I tried removing all resistors, putting 1k, 4.7k, 10k ones on the SPI cable... nothing seems to work when an SD card is in the reader.
LCD is on pins 8-9-10, SD reader is on 5.
Any ideas? 
Inadequate power?
You talk SPI bus but I would expect you then to be using pins D11,13, and what you are really doing is not clear. It is not necessary to use the SPI bus for the 5110 anyway. I don't think it is necessary to have any resistors.
I recall having a problem rather similar, and also bleed problems. The problems were solved by coming to terms with the fact that these displays are seconds and I suspect not suitable for large fonts or any fancy graphics.
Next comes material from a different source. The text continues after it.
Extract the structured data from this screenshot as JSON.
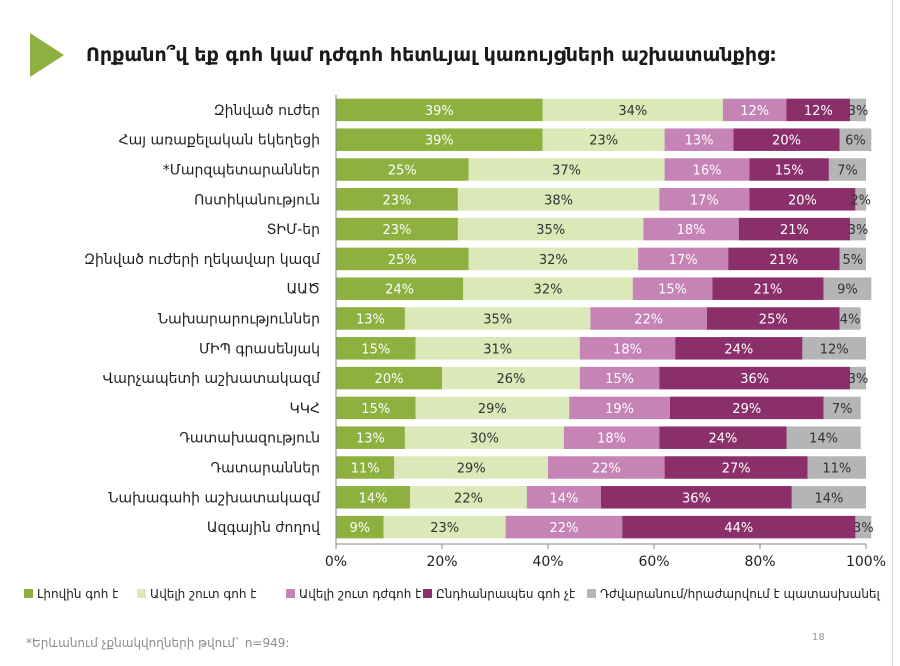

I have never seen any need to use anything other than the standard Philips PCD8544 library, but I imagine the Henning Karlsen one would be as good.
Hello,
You are absolutely right, there's no need to use the SPI bus. I decided to go this way to free up ports on the board (Leonardo has a separate SPI header, no digital pins used up). Plus, Adafruit's library was too large and slow for my personal satisfaction 
There's one thing I should mention... I tried to put a 10k pullup resistor to the SD card readers Chip Select which made the display almost not to flicker... for the time being. I'll keep it there for a while and put the LCD to a stress test to be sure...
OK. I'm not familiar with Leonardo. My 5110 shield uses SPI on Uno but not on Mega. I have never had, or heard of, SD having any bearing on LCD operations, hence my comment about power.